If something is unclear, record it as Unknown and confirm with the DEV.
- •Stack: Languages, runtimes, frameworks
- •Entry points: APIs, forms, CLIs, jobs, webhooks
- •Auth signals: Presence of auth middleware, tokens, sessions, RBAC hints
- •Data handling: Storage layers, serialization, encryption hints
- •Secrets management: Env vars, config files, secret usage patterns
- •Testing maturity: Security tests, negative tests, fuzzing
- •CI/CD: Automation, secret scanning, deploy gates
- •Operational exposure: Public endpoints, admin paths, internal tooling
Do not infer intent or best practices.
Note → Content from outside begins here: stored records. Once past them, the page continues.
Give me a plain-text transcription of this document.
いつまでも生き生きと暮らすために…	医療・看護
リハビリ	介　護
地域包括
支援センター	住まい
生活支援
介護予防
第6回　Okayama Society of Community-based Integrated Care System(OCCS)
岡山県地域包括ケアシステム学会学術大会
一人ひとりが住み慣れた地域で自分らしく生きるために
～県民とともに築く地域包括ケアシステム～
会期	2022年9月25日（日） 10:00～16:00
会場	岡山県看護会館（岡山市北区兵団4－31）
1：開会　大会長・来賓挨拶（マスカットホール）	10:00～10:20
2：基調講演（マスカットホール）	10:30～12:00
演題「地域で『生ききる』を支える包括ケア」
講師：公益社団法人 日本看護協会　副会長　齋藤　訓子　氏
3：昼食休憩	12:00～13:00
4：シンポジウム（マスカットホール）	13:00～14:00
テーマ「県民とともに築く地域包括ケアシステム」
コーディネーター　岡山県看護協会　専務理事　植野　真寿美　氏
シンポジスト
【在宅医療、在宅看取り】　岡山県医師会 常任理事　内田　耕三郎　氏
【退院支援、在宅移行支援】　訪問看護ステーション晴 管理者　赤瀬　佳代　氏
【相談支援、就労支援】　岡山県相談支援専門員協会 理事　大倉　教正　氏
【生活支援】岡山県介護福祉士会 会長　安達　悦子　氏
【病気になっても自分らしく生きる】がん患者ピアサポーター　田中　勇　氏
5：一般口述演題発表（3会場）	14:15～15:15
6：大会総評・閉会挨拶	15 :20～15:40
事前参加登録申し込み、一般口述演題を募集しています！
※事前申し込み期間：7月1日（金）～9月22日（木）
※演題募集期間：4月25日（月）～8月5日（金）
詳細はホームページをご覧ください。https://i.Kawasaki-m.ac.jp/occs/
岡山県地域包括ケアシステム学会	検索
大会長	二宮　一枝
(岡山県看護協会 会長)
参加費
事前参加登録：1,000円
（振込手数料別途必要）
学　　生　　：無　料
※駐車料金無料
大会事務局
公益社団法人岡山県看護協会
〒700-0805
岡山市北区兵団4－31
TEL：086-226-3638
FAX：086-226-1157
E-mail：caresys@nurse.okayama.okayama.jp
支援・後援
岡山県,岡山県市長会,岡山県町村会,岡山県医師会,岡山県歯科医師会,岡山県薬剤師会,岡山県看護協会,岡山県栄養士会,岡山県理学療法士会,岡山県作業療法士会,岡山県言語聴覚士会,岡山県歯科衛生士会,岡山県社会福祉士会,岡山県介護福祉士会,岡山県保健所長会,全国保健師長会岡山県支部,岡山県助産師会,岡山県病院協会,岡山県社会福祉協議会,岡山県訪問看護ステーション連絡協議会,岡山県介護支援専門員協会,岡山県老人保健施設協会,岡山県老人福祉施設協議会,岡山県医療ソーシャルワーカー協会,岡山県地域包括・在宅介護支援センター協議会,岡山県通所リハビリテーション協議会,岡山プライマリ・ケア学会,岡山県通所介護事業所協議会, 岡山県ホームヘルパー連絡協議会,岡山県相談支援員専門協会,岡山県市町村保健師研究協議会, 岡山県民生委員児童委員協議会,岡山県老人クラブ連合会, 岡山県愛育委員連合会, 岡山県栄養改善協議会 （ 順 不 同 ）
Record what is visible.
Implications (interpretation)
From the observed Repo Signals and inputs, derive implications such as:
- •Likely attack surfaces and trust boundaries
- •High-impact vs high-probability threat areas
- •Gaps between data sensitivity and current protections
- •Risk introduced by missing tests, logging, or isolation
- •Operational or organizational limits on mitigation depth
Explicitly state assumptions and unknowns.
Process
- •
Validate observations
Ask the DEV:“Can I proceed assuming these repository signals are accurate?”
- •
Define assets and trust boundaries
Identify what must be protected and where trust changes. - •
Map attack surfaces and threat scenarios
Focus on realistic misuse, abuse, and failure modes. - •
Identify constraints
Technical, organizational, time, cost, or compliance-related. - •
Generate options from context
Produce at least two and preferably three mitigation approaches grounded in the analysis above. - •
Evaluate options objectively
Compare risk reduction, cost, complexity, and residual exposure. - •
Recommend and confirm
Make a defensible recommendation and request approval before action.
Options & trade-offs
Based on the analysis above, generate context-specific options.
Do not use predefined security templates or fixed models.
Each option must differ meaningfully in scope, cost, risk reduction, and operational impact.
For each option, include:
- •Description: What changes or controls are introduced
- •Threats addressed: Which risks this option mitigates
- •Pros: Concrete security and operational benefits
- •Cons: Limitations, complexity, or residual risks
- •Implementation cost: Engineering and coordination effort
- •Operational impact: Ongoing maintenance or monitoring
- •Residual risk: What remains exposed
- •Preconditions: Tests, tooling, access, or process changes required
If only two options are viable, explain why a third is not reasonable.
Recommendation
Select the option that provides the best cost–benefit trade-off given:
- •Severity and likelihood of identified threats
- •Data sensitivity and blast radius
- •Repo and team maturity
- •Time-to-mitigate requirements
- •Benchmarks from similar systems or prior incidents (if available)
Rationale (required)
Provide a concise rationale (3–6 bullets) explaining:
- •Why this option fits the current constraints
- •Which trade-offs are consciously accepted
- •Which risks are deferred and why
- •How remaining risk can be monitored or reduced later
- •What assumptions are being made if benchmarks are missing
Output format
The final response must include:
- •Confirmed Repo Signals
- •Asset and threat mapping
- •Identified gaps and constraints
- •Generated options with trade-offs
- •Clear recommendation with rationale
- •Mitigation rollout and validation plan
- •Open questions for the DEV
Safety checks
- •Do not log secrets, credentials, or sensitive payloads
- •Avoid security controls that silently break user flows
- •Prevent false sense of security from partial mitigations
- •Ensure mitigations are testable and observable
- •Treat early threat analysis as iterative, not final
Dev confirmation gates
Explicit DEV approval is required before:
- •Changing authentication or authorization behavior
- •Introducing new security middleware or infrastructure
- •Collecting or storing sensitive or regulated data
- •Enforcing breaking security constraints
- •Accepting or documenting residual risk
Without confirmation, do not proceed.